What’s the basis for this theory, that the NRA assumes something will pass? The NRA’s stated position, and the thrust of its ads, is that the only gun legislation it will accept is funding for armed guards in schools. After meeting with Vice President Biden, the NRA immediately issued a statement condemning the White House’s war on the Second Amendment, and NRA President characterized apart from armed guard funding as “basically feel-good measures that allow them to say, ‘Look, we’ve done this.’” The NRA represents an industry that will lose money if a ban on high capacity magazines goes through.
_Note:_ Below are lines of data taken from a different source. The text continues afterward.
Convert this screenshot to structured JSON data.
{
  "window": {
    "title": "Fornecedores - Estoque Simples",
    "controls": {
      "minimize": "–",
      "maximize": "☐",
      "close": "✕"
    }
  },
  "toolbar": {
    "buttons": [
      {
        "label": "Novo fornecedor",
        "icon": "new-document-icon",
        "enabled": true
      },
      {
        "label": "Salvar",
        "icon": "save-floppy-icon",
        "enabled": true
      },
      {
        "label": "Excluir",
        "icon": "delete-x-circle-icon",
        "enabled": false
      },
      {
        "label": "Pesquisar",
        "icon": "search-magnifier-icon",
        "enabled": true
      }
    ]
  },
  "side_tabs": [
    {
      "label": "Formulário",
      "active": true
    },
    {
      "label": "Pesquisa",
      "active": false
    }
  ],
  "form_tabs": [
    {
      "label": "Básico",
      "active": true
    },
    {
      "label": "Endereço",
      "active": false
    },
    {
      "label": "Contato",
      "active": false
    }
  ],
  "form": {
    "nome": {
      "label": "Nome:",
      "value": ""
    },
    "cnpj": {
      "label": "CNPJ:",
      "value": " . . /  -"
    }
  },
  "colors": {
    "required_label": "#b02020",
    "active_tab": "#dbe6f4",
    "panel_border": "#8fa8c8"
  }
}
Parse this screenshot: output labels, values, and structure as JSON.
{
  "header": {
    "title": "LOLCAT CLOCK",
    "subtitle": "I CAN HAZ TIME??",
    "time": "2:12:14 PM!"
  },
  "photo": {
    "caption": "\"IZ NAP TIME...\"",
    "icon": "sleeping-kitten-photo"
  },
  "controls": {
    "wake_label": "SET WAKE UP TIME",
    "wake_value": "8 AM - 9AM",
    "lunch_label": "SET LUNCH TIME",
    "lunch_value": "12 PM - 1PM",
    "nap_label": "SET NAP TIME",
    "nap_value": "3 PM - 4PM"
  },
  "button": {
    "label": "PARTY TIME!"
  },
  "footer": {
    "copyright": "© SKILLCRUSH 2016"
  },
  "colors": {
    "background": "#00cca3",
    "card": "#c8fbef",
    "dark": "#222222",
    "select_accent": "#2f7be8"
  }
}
I just don’t get the argument that the NRA is “winning” if it loses something legislatively but gains members. Here’s a comparison: Planned Parenthood. For a very long time, Planned Parenthood’s federal funding, and its funding in the states, was controversial but not seriously endangered. In 2011, Republicans gained power and started peeling back the funding. Private donations to PP surged. But by becoming a partisan football – Democrats for PP funding, Republicans against – the group got weaker. The NRA’s great victory, from 2001 to 2012, was keeping gun control off the table. In the long run, if we’re back to the 1990s status quo where politicians feel free to attack the group, how is it “winning”?